Toda la cordura humana asomó a las pupilas del monstruo, de un golpe. Su rostro se reorganizó, despejándose e iluminándose.Su nariz adquirió el ademán de levantarse, sus belfos presentaron gesto y hasta sus orejas se asomaron a ver mejor el resto de la máscara. Miró el chuco, de uno en uno, a los guardias y a la vieja. Les miró a la cara, a los vestidos, a los pies, a la tierra enque pisaban. Sonrió y con acento sereno:
–¡Déjenme! Yo no soy adivino. Díganle al Emperador que yo soy un quechua igual a los demás. Pídanle que me deje ir a mi choza. Yo no he hecho nada, en buena cuenta. Se hace mal en tenerme por extraviado. Mi cabeza no tiene que ver nada. ¿No andan tantos collahuatas por los dominios del Inti? Antes bien,las tablillas me dieron el ser simple, sencillo, obediente. Yo soy un simple quechua, que riega los oasis y grutas de recreo de Yucay. ¡Oh padre Viracocha, Señor de los Incas, luz del Imperio!¡Que me dejen ir a mi choza, donde me aguarda mi lampilla para abrir las acequias de regadío, entre los árboles sagrados!...

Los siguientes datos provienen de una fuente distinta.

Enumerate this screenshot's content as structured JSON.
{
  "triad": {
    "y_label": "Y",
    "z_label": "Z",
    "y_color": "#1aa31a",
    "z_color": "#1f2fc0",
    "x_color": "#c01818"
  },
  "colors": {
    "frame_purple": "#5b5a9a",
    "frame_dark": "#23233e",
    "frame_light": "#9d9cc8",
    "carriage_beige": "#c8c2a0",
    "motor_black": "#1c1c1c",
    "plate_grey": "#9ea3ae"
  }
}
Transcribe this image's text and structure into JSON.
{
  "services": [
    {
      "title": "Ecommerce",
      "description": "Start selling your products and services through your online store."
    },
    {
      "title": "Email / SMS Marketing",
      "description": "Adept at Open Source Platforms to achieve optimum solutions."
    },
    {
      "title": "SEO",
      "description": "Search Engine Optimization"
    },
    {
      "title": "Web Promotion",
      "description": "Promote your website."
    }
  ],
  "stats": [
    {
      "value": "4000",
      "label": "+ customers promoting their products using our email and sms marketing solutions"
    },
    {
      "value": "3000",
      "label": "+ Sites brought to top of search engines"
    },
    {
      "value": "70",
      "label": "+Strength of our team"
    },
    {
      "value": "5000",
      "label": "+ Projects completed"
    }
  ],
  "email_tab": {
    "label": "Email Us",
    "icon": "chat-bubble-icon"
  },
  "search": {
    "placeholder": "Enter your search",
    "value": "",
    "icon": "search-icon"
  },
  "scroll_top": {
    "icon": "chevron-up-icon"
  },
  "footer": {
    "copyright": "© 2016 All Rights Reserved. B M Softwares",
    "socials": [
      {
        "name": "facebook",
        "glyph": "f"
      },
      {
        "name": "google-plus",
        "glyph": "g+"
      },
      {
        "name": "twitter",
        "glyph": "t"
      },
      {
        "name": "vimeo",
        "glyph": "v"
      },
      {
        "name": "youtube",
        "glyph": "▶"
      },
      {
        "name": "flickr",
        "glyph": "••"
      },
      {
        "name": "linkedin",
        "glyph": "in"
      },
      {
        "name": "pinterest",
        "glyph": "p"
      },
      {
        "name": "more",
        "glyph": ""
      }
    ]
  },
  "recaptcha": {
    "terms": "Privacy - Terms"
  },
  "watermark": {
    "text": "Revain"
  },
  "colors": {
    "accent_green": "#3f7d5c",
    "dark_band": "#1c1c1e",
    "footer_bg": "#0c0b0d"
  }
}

La vieja seguía mirando al suelo, compungida. Ticu se afanaba por convencerles del estado realmente normal en que se sentía.Pero era en vano. Los guardias, a una voz, clamaron:
–¡Eres un sicofante! Has calumniado a la nobleza. ¡Maldito del Sol. ¡Gusano pestilente! ¡Carcoma del Oráculo Sagrado!
Un niño, triste y pobre, vino corriendo. Era un hijo de Ticu. Saltó a sus rodillas y le echó los bracitos al cuello, besándole. Ticu le miró extrañamente, y, desprendiendo la espina que sujetaba la manta a sus hombros, probó su punta, como la de un cuchillo, en la palma de su mano, tomó al pequeño por el mentón y le hundió la espina en uno de los ojos, hasta hacerla desaparecer...
Se oyó un grito desgarrador de la criatura.